Dogs are advertised for free in the local newspapers, offered as a takeaway commodity on the markets, friends and acquaintances would try to give you a puppy, and the dog shelters are cramped. And as there are many German tourists and expats here, there’s even an export-program to get dogs to Germany.

I wouldn’t really mind, weren’t it that the dogs on La Palma tend to bark excessively and randomly. You just can’t walk around in peace without being barked at by some dog(s) behind a fence. It even happens on hiking trails in deep countryside, but there they’re often running loose making things worse.

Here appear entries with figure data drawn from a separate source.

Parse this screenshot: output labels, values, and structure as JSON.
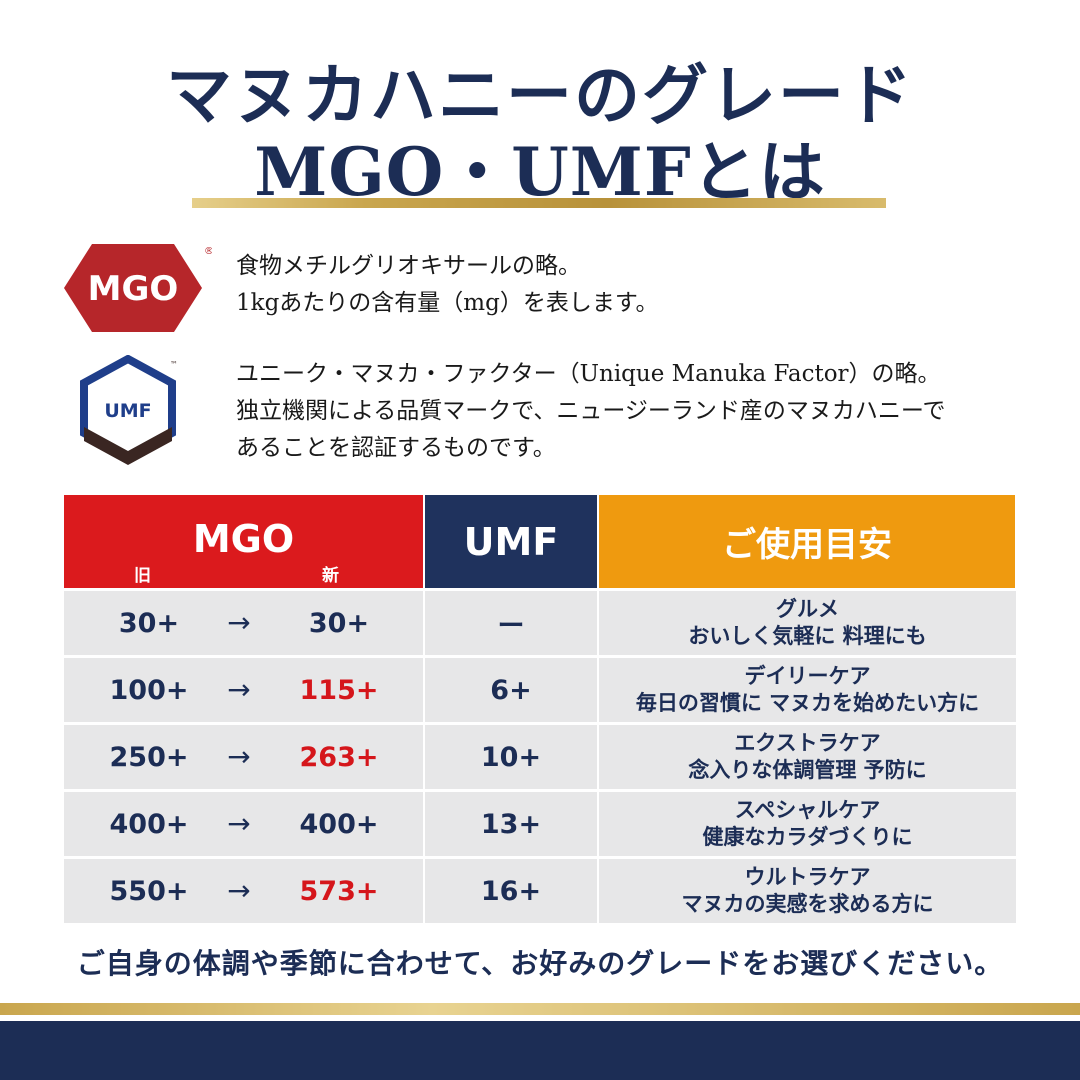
{
  "title": {
    "line1": "マヌカハニーのグレード",
    "line2": "MGO・UMFとは"
  },
  "mgo_logo": {
    "text": "MGO",
    "reg_mark": "®",
    "color": "#b6262a"
  },
  "umf_logo": {
    "text": "UMF",
    "tm_mark": "™",
    "color": "#1f3e8a"
  },
  "mgo_description": [
    "食物メチルグリオキサールの略。",
    "1kgあたりの含有量（mg）を表します。"
  ],
  "umf_description": [
    "ユニーク・マヌカ・ファクター（Unique Manuka Factor）の略。",
    "独立機関による品質マークで、ニュージーランド産のマヌカハニーで",
    "あることを認証するものです。"
  ],
  "table": {
    "headers": {
      "mgo": "MGO",
      "mgo_old": "旧",
      "mgo_new": "新",
      "umf": "UMF",
      "usage": "ご使用目安"
    },
    "arrow": "→",
    "rows": [
      {
        "old": "30+",
        "new": "30+",
        "new_changed": false,
        "umf": "ー",
        "usage_title": "グルメ",
        "usage_desc": "おいしく気軽に 料理にも"
      },
      {
        "old": "100+",
        "new": "115+",
        "new_changed": true,
        "umf": "6+",
        "usage_title": "デイリーケア",
        "usage_desc": "毎日の習慣に マヌカを始めたい方に"
      },
      {
        "old": "250+",
        "new": "263+",
        "new_changed": true,
        "umf": "10+",
        "usage_title": "エクストラケア",
        "usage_desc": "念入りな体調管理 予防に"
      },
      {
        "old": "400+",
        "new": "400+",
        "new_changed": false,
        "umf": "13+",
        "usage_title": "スペシャルケア",
        "usage_desc": "健康なカラダづくりに"
      },
      {
        "old": "550+",
        "new": "573+",
        "new_changed": true,
        "umf": "16+",
        "usage_title": "ウルトラケア",
        "usage_desc": "マヌカの実感を求める方に"
      }
    ]
  },
  "footer_text": "ご自身の体調や季節に合わせて、お好みのグレードをお選びください。",
  "colors": {
    "navy": "#1c2d55",
    "red": "#db1a1d",
    "orange": "#ef9a0f",
    "gold": "#c9a64e",
    "row_bg": "#e7e7e8"
  }
}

Reflecting on the issue, one needs to admit it doesn’t make any real sense. La Palma doesn’t need dogs. Not for protection of property anyway. Nothing happens here, and the one very occasional burglary is the event of the year (and that’s not because people own dogs, but because it’s a small island).

One can leave car, bicycle, shop, house, and personal property unlocked, and one truly doesn’t need a dog to guard any of those. In fact, being a policeman in La Palma is heaven (or hell if one would like some action), but that’s another story.

No, I now believe it’s exactly because of nothing happening here that there are so many dogs. Not because of dogs being alone or lonely, but because of people being bored and needing some company. I even suspect that dog-owners unconsciously train their dogs to bark incessantly, and moreover — at random and at non-sense moments.

On La Palma, cat-disease has obviously been conquered by dog-disease, and there ain’t any sight of an end to that. Quite the opposite: cause the continuing economic crisis will keep feeding boredom and — more dogs accordingly.